Bunun içindir ki yirmi beş senelik müthiş bir istibdad-ı mutlak içinde Nurlara çalışan Nur talebeleri, iman ve İslâmiyet hizmetinde sarsılmamışlardır. “Zahirde zararlı gibi görünen şeyler, hakikatte nimettir. Zahmette rahmet vardır. İman hizmeti uğrunda başımıza ne gelse hayırdır. Biz başımıza geleceği düşünmekle mükellef değiliz, hizmet-i Kur’aniye ile mükellefiz. Biz, Rabb-i Rahîm’imizin daima inayeti altındayız. Ölsek şehidiz, kalırsak Kur’an’ın hizmetkârıyız. İslâmiyet düşmanları bizi müebbed dünya hapsine de mahkûm etseler bizler yine Risale-i Nur’un hizmetindeyiz.” diye iman etmişler ve fakat sadece imanla kalmamışlar, bilfiil de amel etmişlerdir; meydandadır.

Bu dindar ve vefakâr millet, Bedîüzzaman’ın doğruluk ve büyüklüğünü ve kahramanlığını bilerek ona o derece itimat etmiştir ki onun aleyhinde ne propaganda yapılırsa yapılsın inanmıyorlar. Bedîüzzaman’a yapılan zulüm ve işkenceleri işittikçe, ona karşı kalplerinde daha ziyade bir sevgi ve bağlılık husule gelmektedir. Ve diyorlar ki: “Bedîüzzaman gibi bir din kahramanını ve öyle büyük ve mübarek bir zatı hapislere koymak, onun eserlerinin serbest okunmasına mani olmak, dini Anadolu’dan kaldırmaya çalışmanın ve İslâmiyet’i yıkmaya çabalamanın bir ifadesidir.” diye komünist ve dinsizlerin yaptırdıkları işkence ve zulümlerin düşmanı kesiliyorlar. Bunun için hükûmet, her işten evvel hükûmet aleyhinde çevrilen bu planı akîm bırakmak için Bedîüzzaman’ı tamamen serbest bırakması lâzımdır. Yoksa Bedîüzzaman ezildikçe halk, hükûmet aleyhtarı (Hâşiye) olacaktır. Din, vatan ve milletin selâmeti namına bu hakikati ihbar etmeyi bir vecibe biliyoruz.
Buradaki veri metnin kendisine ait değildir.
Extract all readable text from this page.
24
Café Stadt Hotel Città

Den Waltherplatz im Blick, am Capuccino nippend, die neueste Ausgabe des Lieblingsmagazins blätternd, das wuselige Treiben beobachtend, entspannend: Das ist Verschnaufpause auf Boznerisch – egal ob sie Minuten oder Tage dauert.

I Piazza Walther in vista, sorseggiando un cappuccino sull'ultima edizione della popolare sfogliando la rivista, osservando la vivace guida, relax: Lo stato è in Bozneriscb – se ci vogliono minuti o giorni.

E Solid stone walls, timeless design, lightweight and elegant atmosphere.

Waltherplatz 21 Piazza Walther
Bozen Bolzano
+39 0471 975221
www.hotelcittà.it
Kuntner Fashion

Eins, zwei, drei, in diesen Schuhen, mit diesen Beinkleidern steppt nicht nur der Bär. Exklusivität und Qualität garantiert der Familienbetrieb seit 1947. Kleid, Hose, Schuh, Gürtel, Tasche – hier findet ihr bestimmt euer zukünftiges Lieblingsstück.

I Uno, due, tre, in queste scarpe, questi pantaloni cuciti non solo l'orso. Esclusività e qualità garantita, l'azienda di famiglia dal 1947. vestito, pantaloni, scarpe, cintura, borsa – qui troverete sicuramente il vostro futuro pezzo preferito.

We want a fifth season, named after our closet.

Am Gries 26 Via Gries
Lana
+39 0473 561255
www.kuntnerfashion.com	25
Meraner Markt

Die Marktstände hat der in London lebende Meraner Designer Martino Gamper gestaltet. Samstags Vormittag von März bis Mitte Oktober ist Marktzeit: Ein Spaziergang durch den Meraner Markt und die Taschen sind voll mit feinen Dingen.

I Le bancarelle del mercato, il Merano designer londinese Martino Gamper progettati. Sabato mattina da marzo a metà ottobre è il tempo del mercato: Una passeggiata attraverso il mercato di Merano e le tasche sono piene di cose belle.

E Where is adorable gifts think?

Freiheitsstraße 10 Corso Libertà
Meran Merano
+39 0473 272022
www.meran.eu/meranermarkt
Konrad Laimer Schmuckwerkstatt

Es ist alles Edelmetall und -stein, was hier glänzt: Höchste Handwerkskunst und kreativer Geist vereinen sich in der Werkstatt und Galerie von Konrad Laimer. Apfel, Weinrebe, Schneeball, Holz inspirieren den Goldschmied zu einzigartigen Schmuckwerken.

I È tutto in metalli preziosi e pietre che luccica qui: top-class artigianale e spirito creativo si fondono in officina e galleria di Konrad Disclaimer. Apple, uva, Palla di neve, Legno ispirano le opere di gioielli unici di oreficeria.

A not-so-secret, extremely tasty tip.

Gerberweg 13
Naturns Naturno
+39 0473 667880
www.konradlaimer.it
Evet Bedîüzzaman, 1944’te Denizli Mahkemesinde beraet ettiği halde, Afyon vilayetine bağlı Emirdağ kazasında ikamete memur ediliyor. Orada kendi âhireti ve Risale-i Nur’la meşgul olurken 1948 senesinde, gizli din düşmanları, yapılan zulümler az geliyormuş

___

Hâşiye: Bu hakikat 1950 seçimlerinde tamamen tahakkuk etmiş; Bedîüzzaman’ı yirmi beş sene bir istibdad-ı mutlak ve eşedd-i zulüm ve müthiş işkenceler içinde bırakan din aleyhtarı eski hükûmet, büyük bir ekseriyet tarafından yıkılmış ve dinimizin üzerindeki zulüm ve istibdadı kaldırmakta olan Demokrat Parti iktidara getirilmiştir.